PHCN Pension: Documents Exposes How PenCom, PHCN Frustrate Dialogues

PHCN Pension: Documents Exposes How PenCom, PHCN Frustrate Dialogues

PHCN Pension: Documents Exposes How PenCom, PHCN Frustrate Dialogues

Documents which contained series of official discussions and meetings between the National Pension Commission (PenCom) and top management of the Power Holding Company of Nigeria (PHCN) have disclosed that PenCom’s frustrating efforts to bring PHCN to abide by provisions of the Pension Reform Act (PFA) 2004 in administering pensions of its employees.

Parts of the 32-page correspondence which spanned from August 7, 2007 to June 5, 2012 and obtained by THISDAY at the weekend in Abuja, suggests that PenCom had consistently engaged PHCN management in trying to resolve PHCN’s lingering challenges with its in-house operated pension scheme; its efforts however failed to yield results.

Accordingly, the commission had out of frustration, resorted to instituting legal actions against PHCN for its failure to commit to provisions of the PFA 2004 which PHCN’s superannuation pension scheme ran contrary to. PenCom had also in a letter dated December 23, 2010, sort the advice of the Attorney General of the Federation (AGF) and Minister of Justice in prosecuting PHCN.

The ongoing reform of the country’s power sector which includes the privatisation of PHCN successor companies has received stiff resistance from PHCN workers majorly on issues relating to settlement of their pension and severance package which they claim through their unions; National Union of Electricity Employees (NUEE), Senior Staff Association of Electricity and Allied Companies (SSAEAC) and Nigerian Union of Pensioners (NUP), is been mismanaged by the Federal Government.

The unions have vehemently disagreed with government’s proposal to offset their severance benefits on the basis of the 15 per cent contributory pension scheme of PFA 2004. This followed discovery by the government that the PHCN superannuation pension fund was been underfunded and has accumulated huge deficits and would not be able to meet the 25 per cent payment demands of the unions.

For instance, in one of the minutes of the meeting on issues of compliance to PRA 2004 between PenCom and PHCN on January 21, 2010, the Executive Director, Finance and Administration of PHCN, Mr. Pius Apuye, informed the party that PHCN was haphazardly setting aside N900 million monthly to meet the pension liabilities of its employees, adding that the company was operating at a loss due to crisis in the Niger Delta and the unions agitation for salary increase.

But the Director-General of PenCom, Mr.
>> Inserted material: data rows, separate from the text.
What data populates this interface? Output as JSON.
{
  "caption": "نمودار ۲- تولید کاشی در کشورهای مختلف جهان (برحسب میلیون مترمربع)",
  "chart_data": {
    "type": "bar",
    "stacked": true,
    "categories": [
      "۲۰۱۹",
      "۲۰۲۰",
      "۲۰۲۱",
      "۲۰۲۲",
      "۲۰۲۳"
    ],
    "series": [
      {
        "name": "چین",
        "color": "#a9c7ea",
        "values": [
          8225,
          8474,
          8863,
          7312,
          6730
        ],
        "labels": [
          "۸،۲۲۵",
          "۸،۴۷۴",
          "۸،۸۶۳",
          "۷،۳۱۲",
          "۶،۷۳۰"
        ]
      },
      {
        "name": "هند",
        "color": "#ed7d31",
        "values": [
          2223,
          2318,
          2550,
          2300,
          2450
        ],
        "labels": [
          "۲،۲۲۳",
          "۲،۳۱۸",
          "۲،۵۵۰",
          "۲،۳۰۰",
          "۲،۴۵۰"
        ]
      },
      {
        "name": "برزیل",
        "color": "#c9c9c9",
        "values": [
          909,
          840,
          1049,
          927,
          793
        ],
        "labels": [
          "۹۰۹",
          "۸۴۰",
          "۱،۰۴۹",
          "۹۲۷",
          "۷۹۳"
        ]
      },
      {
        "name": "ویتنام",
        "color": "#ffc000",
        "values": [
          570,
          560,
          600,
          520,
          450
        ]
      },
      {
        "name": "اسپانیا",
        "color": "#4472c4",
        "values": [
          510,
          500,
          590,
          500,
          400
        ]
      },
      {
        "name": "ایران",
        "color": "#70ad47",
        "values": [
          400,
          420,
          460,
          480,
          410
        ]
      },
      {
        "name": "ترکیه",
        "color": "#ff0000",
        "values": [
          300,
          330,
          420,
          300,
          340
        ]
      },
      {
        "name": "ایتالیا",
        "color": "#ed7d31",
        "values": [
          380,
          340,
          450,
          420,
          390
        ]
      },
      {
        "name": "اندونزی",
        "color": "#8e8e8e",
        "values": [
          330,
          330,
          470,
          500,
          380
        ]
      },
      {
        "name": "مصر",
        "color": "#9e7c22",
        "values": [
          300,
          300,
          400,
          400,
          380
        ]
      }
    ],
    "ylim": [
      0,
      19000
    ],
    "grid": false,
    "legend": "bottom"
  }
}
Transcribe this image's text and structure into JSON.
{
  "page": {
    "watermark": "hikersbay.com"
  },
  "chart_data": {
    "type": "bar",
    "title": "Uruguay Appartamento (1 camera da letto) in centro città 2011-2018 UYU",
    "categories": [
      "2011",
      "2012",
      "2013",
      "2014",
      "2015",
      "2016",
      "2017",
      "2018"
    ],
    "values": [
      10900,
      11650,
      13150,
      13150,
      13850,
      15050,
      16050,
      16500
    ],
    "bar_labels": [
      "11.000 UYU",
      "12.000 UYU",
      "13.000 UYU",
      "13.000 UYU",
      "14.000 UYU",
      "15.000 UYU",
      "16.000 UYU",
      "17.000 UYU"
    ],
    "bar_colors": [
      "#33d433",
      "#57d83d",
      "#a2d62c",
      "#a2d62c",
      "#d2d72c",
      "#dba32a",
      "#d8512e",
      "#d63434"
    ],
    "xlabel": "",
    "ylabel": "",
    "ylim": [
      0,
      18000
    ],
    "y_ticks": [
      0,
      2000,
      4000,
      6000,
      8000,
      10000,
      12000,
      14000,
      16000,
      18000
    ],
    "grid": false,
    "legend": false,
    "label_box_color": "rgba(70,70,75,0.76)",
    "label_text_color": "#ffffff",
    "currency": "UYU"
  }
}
Mohammad Ahmed, in his response at the meeting, explained that PHCN was the only agency of government that was yet to comply with PRA 2004, adding that the last actuarial valuation of PHCN existing pension scheme revealed a funding deficit of N116 billion.

Ahmed also stated that PHCN was advised at its last meeting with the commission to present a memorandum to the Federal Government through the ministry of power, outlining all challenges relating to its inability to fund the pension deficit but PHCN was yet to comply with such directive.

He decried PHCN’s lack of commitment to transit to the PFA 2004, adding that such was a clear breach of extant pension laws of the country.

Although, PenCom severally complained of PHCN’s refusal to comply by its directives, the correspondence suggests that the commission had as far back as 2007 got wind of the PHCN pension fund predicament but failed to initiate strict punitive measures against the company, it rather resorted to holding meetings with PHCN officials to the detriment of the employees of PHCN and the Federal Government’s pension reform efforts.

For instance, in one of its letters to the Managing Director of PHCN dated June 18, 2008, the commission had in acceptance of a request for a meeting with it, asked PHCN to submit to it evidence of opening and funding of Retirement Savings Accounts (RSA) for its existing employees with Pension Fund Administrators (PFAs) of their choice, as well as evidence of transfer of pre 2005 pension assets to licensed operators within four weeks, failure of which will attract appropriate sanctions.

PenCom never sanctioned PHCN after the expiration of the four-week ultimatum but went on to initiate a process of prosecuting the company in 2010, and even at an expected advise which it sort from the office of the Attorney General of the Federation (AGF) and Minister of Justice.

Also, a top official of PHCN who spoke on anonymity to THISDAY clarified that the company had within these periods made efforts to comply with the PFA 2004, at the same time close up deficits in the superannuation fund but for the resistance of the unions who had insisted on it continuing with the in-house scheme.